E com’era destino che fosse, le sue parole istillarono un’ombra sulla felicità di Gondolin, di cui Maeglin si renderà un giorno protagonista, tramutando il proprio amore per Idril in desiderio di vendetta verso Turgon e Tuor che la prese in moglie.
Una nota aggiuntiva merita l’abilità di Eöl come fabbro. Tale era infatti la sua bravura nell’arte dei metalli da essere in grado di lavorare anche le dure pietre cadute dal cielo. Fu proprio da uno di questi meteoriti che Eöl produsse il Galvorn, un metallo duro come l’acciaio ma malleabile come il ferro, con il quale fabbricò due armi poi divenute celebri tra Elfi e Uomini.

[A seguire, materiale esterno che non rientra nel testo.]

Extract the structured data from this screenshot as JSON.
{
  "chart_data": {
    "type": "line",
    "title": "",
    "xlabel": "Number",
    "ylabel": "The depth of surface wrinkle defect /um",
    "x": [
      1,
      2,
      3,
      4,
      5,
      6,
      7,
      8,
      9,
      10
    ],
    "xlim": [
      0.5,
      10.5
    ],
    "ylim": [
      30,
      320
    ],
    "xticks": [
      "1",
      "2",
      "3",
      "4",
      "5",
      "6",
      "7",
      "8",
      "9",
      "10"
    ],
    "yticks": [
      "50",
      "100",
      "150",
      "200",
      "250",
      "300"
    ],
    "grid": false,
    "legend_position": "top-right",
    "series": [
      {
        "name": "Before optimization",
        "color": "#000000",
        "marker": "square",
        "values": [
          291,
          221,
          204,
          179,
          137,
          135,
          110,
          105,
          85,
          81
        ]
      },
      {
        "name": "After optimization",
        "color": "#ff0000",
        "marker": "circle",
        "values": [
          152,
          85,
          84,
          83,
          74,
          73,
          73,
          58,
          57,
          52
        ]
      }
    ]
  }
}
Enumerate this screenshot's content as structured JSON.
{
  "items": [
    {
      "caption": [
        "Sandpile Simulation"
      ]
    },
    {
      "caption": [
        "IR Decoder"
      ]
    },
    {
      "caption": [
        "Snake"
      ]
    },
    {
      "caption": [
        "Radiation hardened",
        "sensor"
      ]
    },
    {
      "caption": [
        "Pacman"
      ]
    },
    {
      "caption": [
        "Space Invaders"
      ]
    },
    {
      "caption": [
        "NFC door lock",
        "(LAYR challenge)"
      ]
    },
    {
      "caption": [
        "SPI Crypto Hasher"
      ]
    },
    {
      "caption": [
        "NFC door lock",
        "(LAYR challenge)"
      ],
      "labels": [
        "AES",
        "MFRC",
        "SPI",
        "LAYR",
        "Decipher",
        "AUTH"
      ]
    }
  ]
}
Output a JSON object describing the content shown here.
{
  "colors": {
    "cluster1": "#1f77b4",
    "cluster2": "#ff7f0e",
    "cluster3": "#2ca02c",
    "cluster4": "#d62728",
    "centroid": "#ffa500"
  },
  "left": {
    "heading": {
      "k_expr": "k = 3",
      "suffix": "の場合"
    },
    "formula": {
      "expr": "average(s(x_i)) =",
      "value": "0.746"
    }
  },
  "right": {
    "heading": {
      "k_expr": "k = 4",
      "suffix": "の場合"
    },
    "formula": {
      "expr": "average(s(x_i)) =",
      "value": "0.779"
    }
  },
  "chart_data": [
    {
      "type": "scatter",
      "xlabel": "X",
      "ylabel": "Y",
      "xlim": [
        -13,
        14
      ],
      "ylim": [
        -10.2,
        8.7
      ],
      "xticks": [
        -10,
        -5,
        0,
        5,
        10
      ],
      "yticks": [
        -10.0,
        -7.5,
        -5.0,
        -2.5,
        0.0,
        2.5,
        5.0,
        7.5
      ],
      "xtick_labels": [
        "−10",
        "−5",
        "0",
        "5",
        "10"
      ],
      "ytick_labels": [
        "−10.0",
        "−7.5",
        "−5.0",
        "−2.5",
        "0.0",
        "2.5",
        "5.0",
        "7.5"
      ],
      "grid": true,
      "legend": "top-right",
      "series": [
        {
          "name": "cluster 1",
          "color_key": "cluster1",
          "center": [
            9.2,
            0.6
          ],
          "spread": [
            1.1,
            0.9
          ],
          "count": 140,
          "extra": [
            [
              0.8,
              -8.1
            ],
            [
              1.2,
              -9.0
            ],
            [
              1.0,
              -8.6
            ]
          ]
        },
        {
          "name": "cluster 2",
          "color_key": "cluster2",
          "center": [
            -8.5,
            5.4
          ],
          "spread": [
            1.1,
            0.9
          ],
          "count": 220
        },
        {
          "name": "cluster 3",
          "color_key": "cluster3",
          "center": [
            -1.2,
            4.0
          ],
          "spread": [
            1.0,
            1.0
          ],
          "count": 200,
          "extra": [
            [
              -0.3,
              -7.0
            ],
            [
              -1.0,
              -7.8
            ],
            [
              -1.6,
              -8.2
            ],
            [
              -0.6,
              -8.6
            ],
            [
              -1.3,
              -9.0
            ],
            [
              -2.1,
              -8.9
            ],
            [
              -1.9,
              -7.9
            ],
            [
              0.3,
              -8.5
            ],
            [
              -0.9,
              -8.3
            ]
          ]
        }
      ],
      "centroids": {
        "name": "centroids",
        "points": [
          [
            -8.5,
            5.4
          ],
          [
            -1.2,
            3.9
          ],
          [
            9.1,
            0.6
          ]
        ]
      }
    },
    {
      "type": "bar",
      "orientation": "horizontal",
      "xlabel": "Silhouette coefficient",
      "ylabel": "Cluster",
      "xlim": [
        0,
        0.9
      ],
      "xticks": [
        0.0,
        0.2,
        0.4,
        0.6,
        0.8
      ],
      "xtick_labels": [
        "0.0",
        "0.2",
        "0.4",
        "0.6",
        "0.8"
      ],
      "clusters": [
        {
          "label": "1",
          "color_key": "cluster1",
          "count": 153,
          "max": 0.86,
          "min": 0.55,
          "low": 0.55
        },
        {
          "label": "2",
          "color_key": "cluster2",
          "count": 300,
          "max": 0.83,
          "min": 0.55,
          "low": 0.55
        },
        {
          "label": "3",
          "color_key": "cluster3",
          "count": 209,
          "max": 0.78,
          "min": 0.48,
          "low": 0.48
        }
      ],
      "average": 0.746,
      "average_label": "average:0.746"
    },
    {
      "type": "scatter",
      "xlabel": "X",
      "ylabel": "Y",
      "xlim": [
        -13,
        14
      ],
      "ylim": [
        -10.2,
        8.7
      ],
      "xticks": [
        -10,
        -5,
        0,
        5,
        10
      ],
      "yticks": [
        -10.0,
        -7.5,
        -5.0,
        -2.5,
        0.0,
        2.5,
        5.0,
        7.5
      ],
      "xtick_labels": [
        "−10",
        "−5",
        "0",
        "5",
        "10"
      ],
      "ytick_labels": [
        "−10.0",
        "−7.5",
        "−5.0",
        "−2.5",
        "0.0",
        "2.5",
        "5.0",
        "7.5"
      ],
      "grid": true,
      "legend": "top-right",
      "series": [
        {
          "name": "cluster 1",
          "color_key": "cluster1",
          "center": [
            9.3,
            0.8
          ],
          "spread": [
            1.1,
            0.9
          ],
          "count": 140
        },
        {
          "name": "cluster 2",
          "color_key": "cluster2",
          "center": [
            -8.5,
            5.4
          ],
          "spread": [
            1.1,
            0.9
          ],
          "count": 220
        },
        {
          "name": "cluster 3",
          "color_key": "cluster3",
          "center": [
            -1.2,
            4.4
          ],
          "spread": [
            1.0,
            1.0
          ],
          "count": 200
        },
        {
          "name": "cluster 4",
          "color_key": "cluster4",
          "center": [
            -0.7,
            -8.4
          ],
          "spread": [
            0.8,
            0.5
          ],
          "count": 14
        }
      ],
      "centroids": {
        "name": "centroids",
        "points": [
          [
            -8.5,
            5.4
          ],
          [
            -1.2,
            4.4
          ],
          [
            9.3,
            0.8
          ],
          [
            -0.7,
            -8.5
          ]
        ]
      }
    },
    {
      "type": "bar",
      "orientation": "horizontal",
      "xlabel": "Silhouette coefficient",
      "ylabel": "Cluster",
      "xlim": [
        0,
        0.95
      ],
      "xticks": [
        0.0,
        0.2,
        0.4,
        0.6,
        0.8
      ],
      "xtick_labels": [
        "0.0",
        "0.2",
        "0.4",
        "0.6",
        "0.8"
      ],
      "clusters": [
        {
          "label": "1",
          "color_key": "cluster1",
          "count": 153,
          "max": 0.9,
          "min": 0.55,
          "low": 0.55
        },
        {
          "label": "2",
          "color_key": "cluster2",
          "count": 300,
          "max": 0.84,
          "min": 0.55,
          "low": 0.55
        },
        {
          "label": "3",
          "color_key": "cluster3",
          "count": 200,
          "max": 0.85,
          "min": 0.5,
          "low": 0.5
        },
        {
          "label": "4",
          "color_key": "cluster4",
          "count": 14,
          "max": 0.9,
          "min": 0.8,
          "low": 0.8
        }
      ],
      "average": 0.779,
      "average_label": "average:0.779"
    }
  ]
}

La prima fu la spada spada Anguirel (la “Spada dell’eterna stella”), che fu brandita da se stesso e da suo figlio Maeglin, e che andò perduta nella caduta di Gondolin. La seconda fu Anglachel (il “Ferro Fiammeggiante”), la spada di cui fece dono a Thingol del Doriath e che questi donò a Beleg Cúthalion, il suo più possente guerriero.
Fu questa spada che, quando Beleg fu involontariamente ucciso dal proprio amico Túrin, venne riforgiata nella lama da lì in avanti conosciuta come Gurthang, “Ferro di Morte” con la quale Turambar uccise Glaurung per poi suicidarsi su di essa, spezzandola con il proprio peso.